For CM allergy, sIgE testing to milk and casein and microarray testing to Bosd8 provided the highest accuracy for predicting OFC outcomes. For HE allergy, results of sIgE testing to egg white and microarray testing to Gald1 (ovomucoid) were most accurate. For CM allergy, the milk sIgE 95% CDP (≥16.6 kU/L) resulted in a positive predictive value (PPV) of 93% and a negative predictive value (NPV) of 57% compared with the Bosd8 microarray 95% CDP (>0.60 ISU [ISAC standardized units]), which resulted in a PPV of 96% and an NPV of 78%. For HE allergy, the egg white sIgE 95% CDP (≥25.3 kU/L) resulted in a PPV of 86% and an NPV of 59% compared with the Gald1 microarray 95% CDP (>0.86 ISU), which resulted in a PPV of 94% and an NPV of 79%. Sequential use of sIgE and microarray testing for both CM and HE yielded minimally improved results.
Component-based allergen microarray provides improved PPV and NPV in the diagnosis of CM and HE allergy when compared with standard sIgE testing. The improved accuracy can reduce the number of OFCs that need to be performed and, more importantly, can reduce the number of positive challenge results, thereby decreasing the risk to patients.

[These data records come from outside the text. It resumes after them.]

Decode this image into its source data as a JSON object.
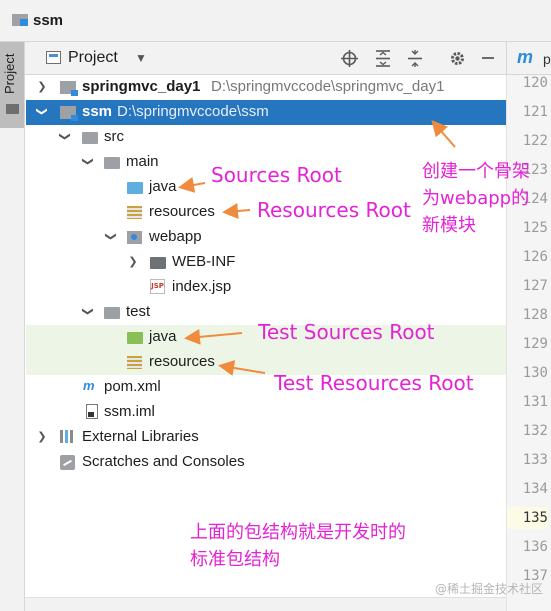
{
  "window": {
    "title": "ssm"
  },
  "sidebar": {
    "tab_label": "Project"
  },
  "project_panel": {
    "title": "Project"
  },
  "editor": {
    "tab_icon_text": "m",
    "tab_label": "p",
    "line_numbers": [
      "120",
      "121",
      "122",
      "123",
      "124",
      "125",
      "126",
      "127",
      "128",
      "129",
      "130",
      "131",
      "132",
      "133",
      "134",
      "135",
      "136",
      "137"
    ],
    "current_line": "135"
  },
  "tree": {
    "springmvc_day1": {
      "name": "springmvc_day1",
      "path": "D:\\springmvccode\\springmvc_day1"
    },
    "ssm": {
      "name": "ssm",
      "path": "D:\\springmvccode\\ssm"
    },
    "src": "src",
    "main": "main",
    "java": "java",
    "resources": "resources",
    "webapp": "webapp",
    "web_inf": "WEB-INF",
    "index_jsp": "index.jsp",
    "jsp_badge": "JSP",
    "test": "test",
    "test_java": "java",
    "test_resources": "resources",
    "pom": "pom.xml",
    "iml": "ssm.iml",
    "external_libraries": "External Libraries",
    "scratches": "Scratches and Consoles"
  },
  "annotations": {
    "sources_root": "Sources Root",
    "resources_root": "Resources Root",
    "test_sources_root": "Test Sources Root",
    "test_resources_root": "Test Resources Root",
    "skeleton_line1": "创建一个骨架",
    "skeleton_line2": "为webapp的",
    "skeleton_line3": "新模块",
    "bottom_line1": "上面的包结构就是开发时的",
    "bottom_line2": "标准包结构",
    "color": "#e423d6",
    "arrow_color": "#f08a3c"
  },
  "watermark": "@稀土掘金技术社区",
  "colors": {
    "selection": "#2675bf",
    "test_highlight": "#edf6e6"
  }
}
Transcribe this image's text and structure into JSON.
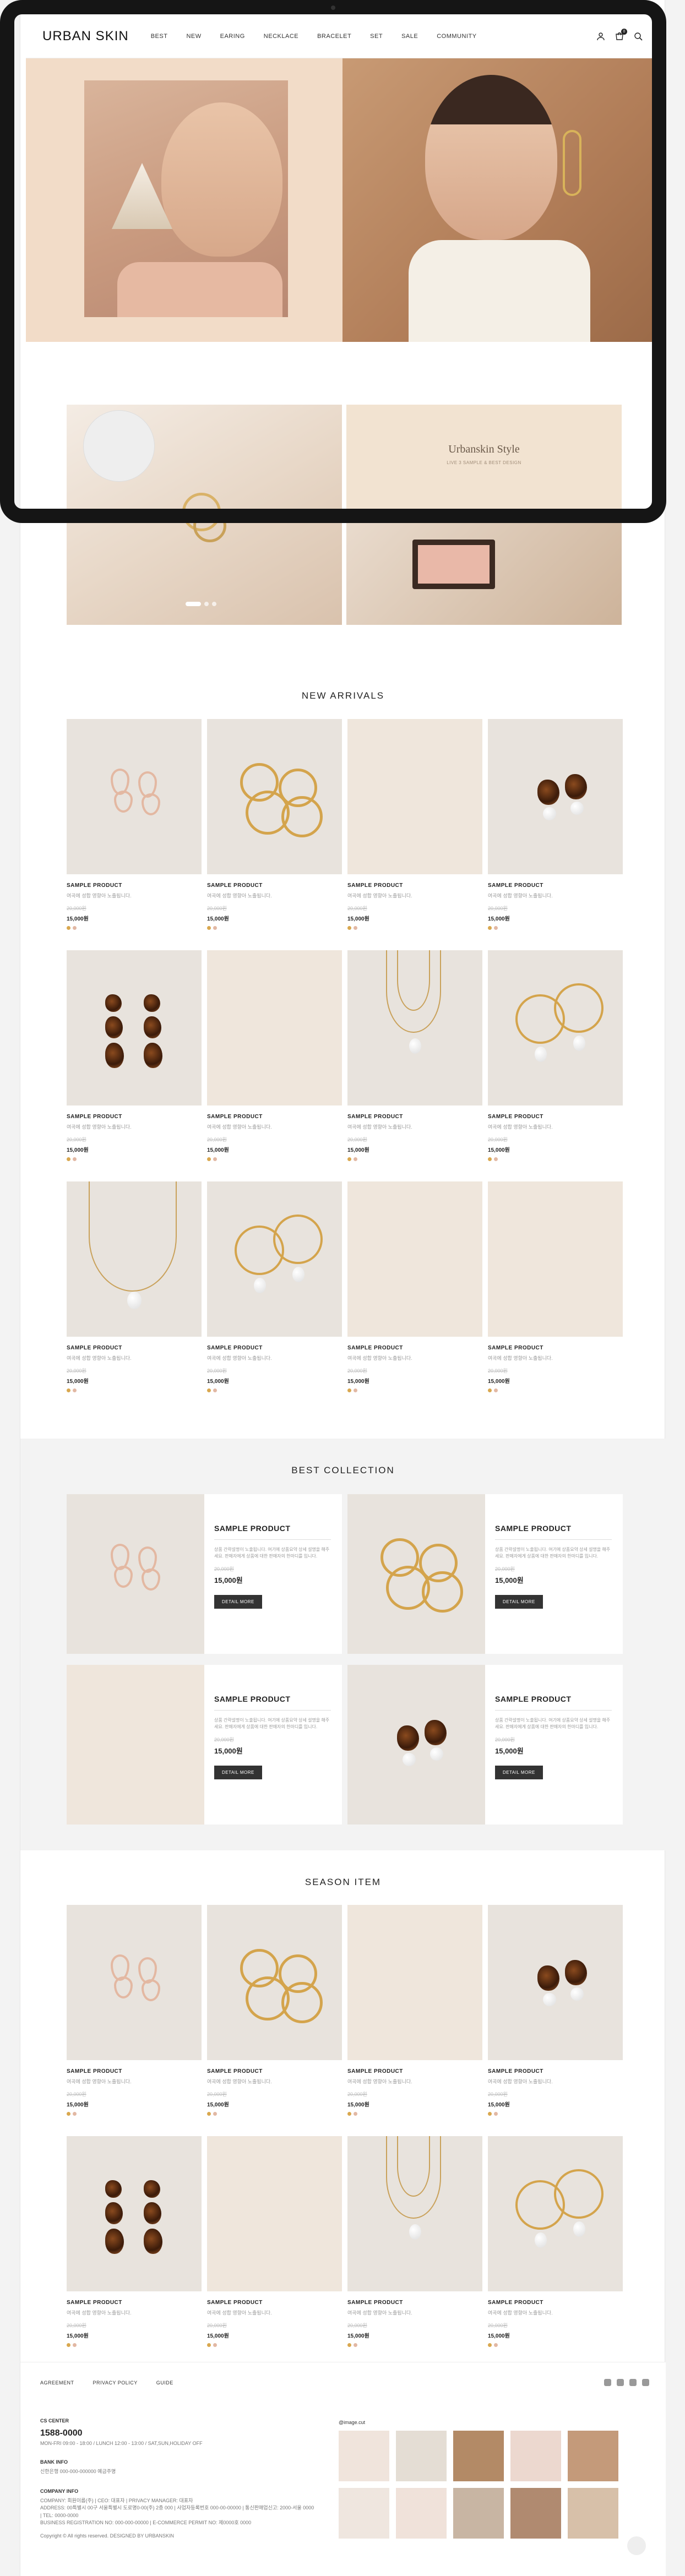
{
  "brand": {
    "logo": "URBAN SKIN"
  },
  "nav": [
    "BEST",
    "NEW",
    "EARING",
    "NECKLACE",
    "BRACELET",
    "SET",
    "SALE",
    "COMMUNITY"
  ],
  "header_icons": [
    "user-icon",
    "cart-icon",
    "search-icon"
  ],
  "cart": {
    "count": "0"
  },
  "promo": {
    "title": "Urbanskin Style",
    "subtitle": "LIVE 3 SAMPLE & BEST DESIGN"
  },
  "sections": {
    "new_arrivals": "NEW ARRIVALS",
    "best_collection": "BEST COLLECTION",
    "season_item": "SEASON ITEM"
  },
  "product": {
    "name": "SAMPLE PRODUCT",
    "desc": "여곡에 성합 영향아 노출됩니다.",
    "old_price": "20,000원",
    "price": "15,000원"
  },
  "best_product": {
    "name": "SAMPLE PRODUCT",
    "desc": "상품 간략설명이 노출됩니다. 여기에 상품요약 상세 설명을 해주세요. 판매자에게 상품에 대한 판매자의 한마디를 입니다.",
    "old_price": "20,000원",
    "price": "15,000원",
    "button": "DETAIL MORE"
  },
  "swatch_colors": [
    "#d9a84f",
    "#e2b8a4"
  ],
  "footer": {
    "links": [
      "AGREEMENT",
      "PRIVACY POLICY",
      "GUIDE"
    ],
    "cs_label": "CS CENTER",
    "cs_phone": "1588-0000",
    "cs_hours": "MON-FRI 09:00 - 18:00 / LUNCH 12:00 - 13:00 / SAT,SUN,HOLIDAY OFF",
    "bank_label": "BANK INFO",
    "bank_text": "신한은행 000-000-000000 예금주명",
    "company_label": "COMPANY INFO",
    "company_lines": [
      "COMPANY: 회원이름(주) | CEO: 대표자 | PRIVACY MANAGER: 대표자",
      "ADDRESS: 00특별시 00구 서울특별시 도로명0-00(주) 2층 000 | 사업자등록번호 000-00-00000 | 통신판매업신고: 2000-서울 0000 | TEL: 0000-0000",
      "BUSINESS REGISTRATION NO: 000-000-00000 | E-COMMERCE PERMIT NO: 제0000호 0000"
    ],
    "copyright": "Copyright © All rights reserved. DESIGNED BY URBANSKIN",
    "insta_title": "@image.cut"
  }
}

This well-designed, prospective study found strong performance of component-based microarray testing for food allergy. However, the modest additional accuracy of microarray testing, when balanced with its limited availability and its considerable cost, limits its practical benefit. As the authors suggested, it might presently be more suited to large tertiary care centers as a secondary screen after standard specific IgE testing has been performed.